O EXCELENTÍSSIMO SENHOR DESEMBARGADOR RICARDO GENTIL EULÁLIO DANTAS (RELATOR):



 

DO JUÍZO DE ADMISSIBILIDADE RECURSAL



 

Conheço do recurso em razão do integral cumprimento dos seus requisitos de admissibilidade. 



 

RAZÕES DO VOTO

 

Conforme relatado, insurge-se o Apelante contra sentença que julgou procedente a Ação Redibitória c/c Indenização por Danos Morais proposta por Franquielinton Pereira Salvino, ora apelado.

De início, passo a analisar a preliminar de  violação ao devido processo legal ante a inversão do ônus da prova em sede de sentença.

Da leitura atenta da sentença não vislumbro a alegada inversão do ônus da prova. O magistrado a quo julgou antecipadamente a lide, na forma do art. 330, I do CPC, contudo, não houve qualquer determinação de inversão do ônus da prova, razão pela qual não subsiste a preliminar arguida. 

O recorrente alega ainda que houve cerceamento de defesa ante a negativa de produção de prova pericial, ocorre que não fora requerida prova pericial pelas partes. Ademais, o réu/apelante quando da apresentação de sua Contestação (ID 5444483 – pág. 105/129) não requereu a produção de perícia, de forma que não pode se insurgir neste momento pleiteando produção de prova que não fora apresentada perante o juízo a quo. 

Assim sendo, rejeito as preliminares levantadas e passo à análise do mérito. 

Pois bem.
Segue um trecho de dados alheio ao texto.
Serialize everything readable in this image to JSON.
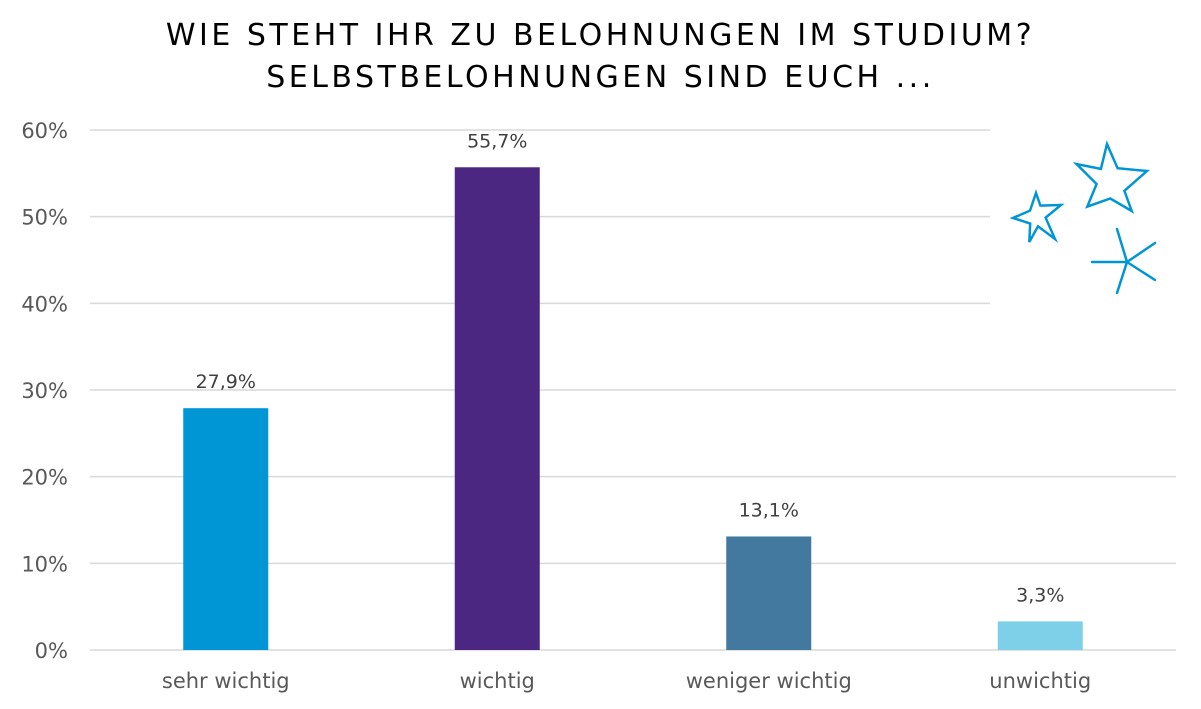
{
  "chart_data": {
    "type": "bar",
    "title": "WIE STEHT IHR ZU BELOHNUNGEN IM STUDIUM?",
    "subtitle": "SELBSTBELOHNUNGEN SIND EUCH ...",
    "xlabel": "",
    "ylabel": "",
    "categories": [
      "sehr wichtig",
      "wichtig",
      "weniger wichtig",
      "unwichtig"
    ],
    "values": [
      27.9,
      55.7,
      13.1,
      3.3
    ],
    "data_labels": [
      "27,9%",
      "55,7%",
      "13,1%",
      "3,3%"
    ],
    "ylim": [
      0,
      60
    ],
    "yticks": [
      0,
      10,
      20,
      30,
      40,
      50,
      60
    ],
    "ytick_labels": [
      "0%",
      "10%",
      "20%",
      "30%",
      "40%",
      "50%",
      "60%"
    ],
    "grid": true,
    "legend": "none",
    "bar_colors": [
      "#0096d6",
      "#4b2782",
      "#43799f",
      "#7ecfe8"
    ],
    "grid_color": "#d9d9d9",
    "tick_label_color": "#595959",
    "data_label_color": "#404040",
    "decoration": {
      "icons": [
        "star-outline-icon",
        "star-outline-icon",
        "sparkle-icon"
      ],
      "color": "#0096d6"
    }
  }
}
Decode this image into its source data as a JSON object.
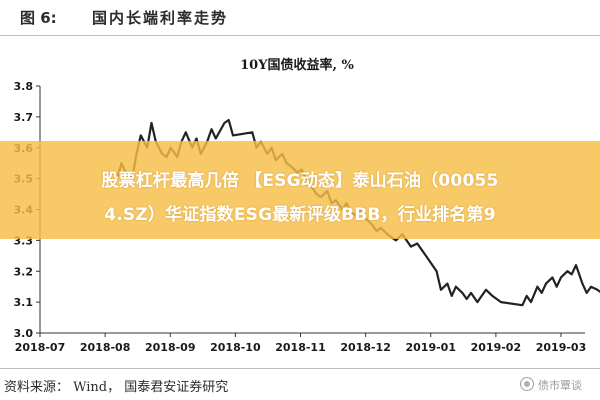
{
  "figure": {
    "label": "图 6:",
    "title": "国内长端利率走势"
  },
  "chart_data": {
    "type": "line",
    "title": "10Y国债收益率, %",
    "xlabel": "",
    "ylabel": "",
    "ylim": [
      3.0,
      3.8
    ],
    "yticks": [
      "3.0",
      "3.1",
      "3.2",
      "3.3",
      "3.4",
      "3.5",
      "3.6",
      "3.7",
      "3.8"
    ],
    "xticks": [
      "2018-07",
      "2018-08",
      "2018-09",
      "2018-10",
      "2018-11",
      "2018-12",
      "2019-01",
      "2019-02",
      "2019-03"
    ],
    "grid": false,
    "legend": "none",
    "color": "#222222",
    "x": [
      "2018-08-06",
      "2018-08-08",
      "2018-08-10",
      "2018-08-13",
      "2018-08-15",
      "2018-08-17",
      "2018-08-20",
      "2018-08-22",
      "2018-08-24",
      "2018-08-27",
      "2018-08-29",
      "2018-08-31",
      "2018-09-03",
      "2018-09-05",
      "2018-09-07",
      "2018-09-10",
      "2018-09-12",
      "2018-09-14",
      "2018-09-17",
      "2018-09-19",
      "2018-09-21",
      "2018-09-25",
      "2018-09-27",
      "2018-09-29",
      "2018-10-08",
      "2018-10-10",
      "2018-10-12",
      "2018-10-15",
      "2018-10-17",
      "2018-10-19",
      "2018-10-22",
      "2018-10-24",
      "2018-10-26",
      "2018-10-29",
      "2018-10-31",
      "2018-11-02",
      "2018-11-05",
      "2018-11-07",
      "2018-11-09",
      "2018-11-12",
      "2018-11-14",
      "2018-11-16",
      "2018-11-19",
      "2018-11-21",
      "2018-11-23",
      "2018-11-26",
      "2018-11-28",
      "2018-11-30",
      "2018-12-03",
      "2018-12-05",
      "2018-12-07",
      "2018-12-10",
      "2018-12-12",
      "2018-12-14",
      "2018-12-17",
      "2018-12-19",
      "2018-12-21",
      "2018-12-24",
      "2018-12-26",
      "2018-12-28",
      "2019-01-02",
      "2019-01-04",
      "2019-01-07",
      "2019-01-09",
      "2019-01-11",
      "2019-01-14",
      "2019-01-16",
      "2019-01-18",
      "2019-01-21",
      "2019-01-23",
      "2019-01-25",
      "2019-01-28",
      "2019-01-30",
      "2019-02-01",
      "2019-02-11",
      "2019-02-13",
      "2019-02-15",
      "2019-02-18",
      "2019-02-20",
      "2019-02-22",
      "2019-02-25",
      "2019-02-27",
      "2019-03-01",
      "2019-03-04",
      "2019-03-06",
      "2019-03-08",
      "2019-03-11",
      "2019-03-13",
      "2019-03-15",
      "2019-03-18",
      "2019-03-20",
      "2019-03-22"
    ],
    "values": [
      3.5,
      3.55,
      3.52,
      3.5,
      3.58,
      3.64,
      3.6,
      3.68,
      3.62,
      3.58,
      3.57,
      3.6,
      3.57,
      3.62,
      3.65,
      3.6,
      3.63,
      3.58,
      3.62,
      3.66,
      3.63,
      3.68,
      3.69,
      3.64,
      3.65,
      3.6,
      3.62,
      3.58,
      3.6,
      3.56,
      3.58,
      3.55,
      3.54,
      3.52,
      3.53,
      3.5,
      3.47,
      3.45,
      3.44,
      3.46,
      3.42,
      3.43,
      3.4,
      3.42,
      3.39,
      3.38,
      3.4,
      3.37,
      3.35,
      3.33,
      3.34,
      3.32,
      3.31,
      3.3,
      3.32,
      3.3,
      3.28,
      3.29,
      3.27,
      3.25,
      3.2,
      3.14,
      3.16,
      3.12,
      3.15,
      3.13,
      3.11,
      3.13,
      3.1,
      3.12,
      3.14,
      3.12,
      3.11,
      3.1,
      3.09,
      3.12,
      3.1,
      3.15,
      3.13,
      3.16,
      3.18,
      3.15,
      3.18,
      3.2,
      3.19,
      3.22,
      3.16,
      3.13,
      3.15,
      3.14,
      3.13,
      3.14
    ]
  },
  "overlay": {
    "line1": "股票杠杆最高几倍 【ESG动态】泰山石油（00055",
    "line2": "4.SZ）华证指数ESG最新评级BBB，行业排名第9",
    "color": "#f7be46"
  },
  "footer": {
    "source": "资料来源：  Wind，  国泰君安证券研究",
    "watermark": "债市覃谈",
    "watermark_icon": "wechat-logo-icon"
  }
}
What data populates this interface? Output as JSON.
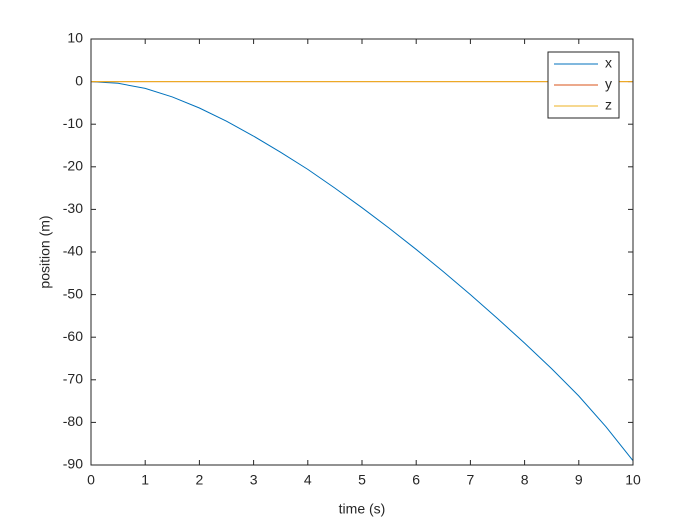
{
  "chart_data": {
    "type": "line",
    "xlabel": "time (s)",
    "ylabel": "position (m)",
    "x": [
      0,
      0.5,
      1,
      1.5,
      2,
      2.5,
      3,
      3.5,
      4,
      4.5,
      5,
      5.5,
      6,
      6.5,
      7,
      7.5,
      8,
      8.5,
      9,
      9.5,
      10
    ],
    "series": [
      {
        "name": "x",
        "color": "#0072BD",
        "values": [
          0,
          -0.4,
          -1.6,
          -3.6,
          -6.2,
          -9.3,
          -12.8,
          -16.6,
          -20.6,
          -25,
          -29.6,
          -34.4,
          -39.4,
          -44.6,
          -50,
          -55.6,
          -61.4,
          -67.4,
          -73.8,
          -81,
          -89
        ]
      },
      {
        "name": "y",
        "color": "#D95319",
        "values": [
          0,
          0,
          0,
          0,
          0,
          0,
          0,
          0,
          0,
          0,
          0,
          0,
          0,
          0,
          0,
          0,
          0,
          0,
          0,
          0,
          0
        ]
      },
      {
        "name": "z",
        "color": "#EDB120",
        "values": [
          0,
          0,
          0,
          0,
          0,
          0,
          0,
          0,
          0,
          0,
          0,
          0,
          0,
          0,
          0,
          0,
          0,
          0,
          0,
          0,
          0
        ]
      }
    ],
    "xlim": [
      0,
      10
    ],
    "xticks": [
      0,
      1,
      2,
      3,
      4,
      5,
      6,
      7,
      8,
      9,
      10
    ],
    "ylim": [
      -90,
      10
    ],
    "yticks": [
      -90,
      -80,
      -70,
      -60,
      -50,
      -40,
      -30,
      -20,
      -10,
      0,
      10
    ],
    "grid": false,
    "legend": "northeast"
  }
}
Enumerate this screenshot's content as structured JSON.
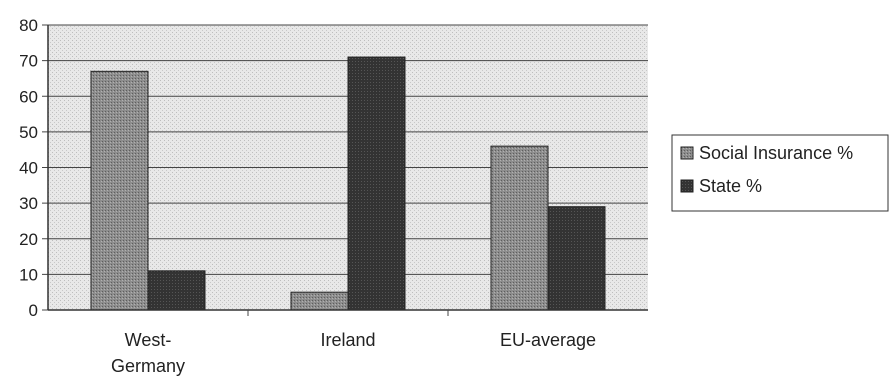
{
  "chart_data": {
    "type": "bar",
    "title": "",
    "xlabel": "",
    "ylabel": "",
    "categories": [
      "West-Germany",
      "Ireland",
      "EU-average"
    ],
    "category_label_lines": [
      [
        "West-",
        "Germany"
      ],
      [
        "Ireland"
      ],
      [
        "EU-average"
      ]
    ],
    "series": [
      {
        "name": "Social Insurance %",
        "values": [
          67,
          5,
          46
        ],
        "color": "#8a8a8a"
      },
      {
        "name": "State %",
        "values": [
          11,
          71,
          29
        ],
        "color": "#333333"
      }
    ],
    "ylim": [
      0,
      80
    ],
    "yticks": [
      0,
      10,
      20,
      30,
      40,
      50,
      60,
      70,
      80
    ],
    "grid": true,
    "legend_position": "right",
    "plot_background": "#e7e7e7"
  }
}
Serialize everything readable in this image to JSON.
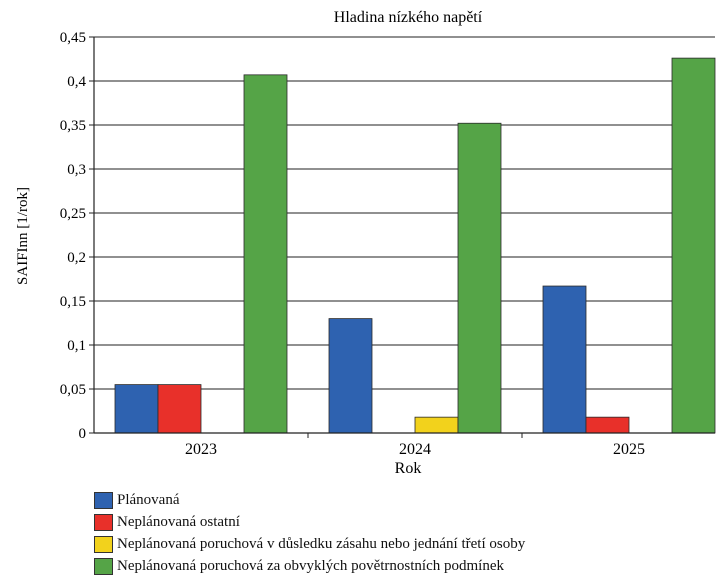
{
  "header_text": "",
  "chart_data": {
    "type": "bar",
    "title": "Hladina nízkého napětí",
    "xlabel": "Rok",
    "ylabel": "SAIFInn [1/rok]",
    "categories": [
      "2023",
      "2024",
      "2025"
    ],
    "ylim": [
      0,
      0.45
    ],
    "yticks": [
      {
        "value": 0,
        "label": "0"
      },
      {
        "value": 0.05,
        "label": "0,05"
      },
      {
        "value": 0.1,
        "label": "0,1"
      },
      {
        "value": 0.15,
        "label": "0,15"
      },
      {
        "value": 0.2,
        "label": "0,2"
      },
      {
        "value": 0.25,
        "label": "0,25"
      },
      {
        "value": 0.3,
        "label": "0,3"
      },
      {
        "value": 0.35,
        "label": "0,35"
      },
      {
        "value": 0.4,
        "label": "0,4"
      },
      {
        "value": 0.45,
        "label": "0,45"
      }
    ],
    "grid": true,
    "legend_position": "bottom",
    "series": [
      {
        "name": "Plánovaná",
        "color": "#2e62b0",
        "values": [
          0.055,
          0.13,
          0.167
        ]
      },
      {
        "name": "Neplánovaná ostatní",
        "color": "#e8302a",
        "values": [
          0.055,
          0,
          0.018
        ]
      },
      {
        "name": "Neplánovaná poruchová v důsledku zásahu nebo jednání třetí osoby",
        "color": "#f2d21c",
        "values": [
          0,
          0.018,
          0
        ]
      },
      {
        "name": "Neplánovaná poruchová za obvyklých povětrnostních podmínek",
        "color": "#55a447",
        "values": [
          0.407,
          0.352,
          0.426
        ]
      }
    ]
  }
}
Tratando-se de vícios redibitórios dispõe o art. 441 do Código Civil: 

Art. 441. A coisa recebida em virtude de contrato comutativo pode ser enjeitada por vícios ou defeitos ocultos, que a tornem imprópria ao uso a que é destinada, ou lhe diminuam o valor. 

No caso dos autos, é incontroverso que o autor/apelado adquiriu em 12/01/2010 o veículo Pálio ELX ano 1999/2000 de Placa LVN-6970 junto à empresa recorrente, conforme se observa de contrato de compra e venda (ID 5444483 – pág. 37). 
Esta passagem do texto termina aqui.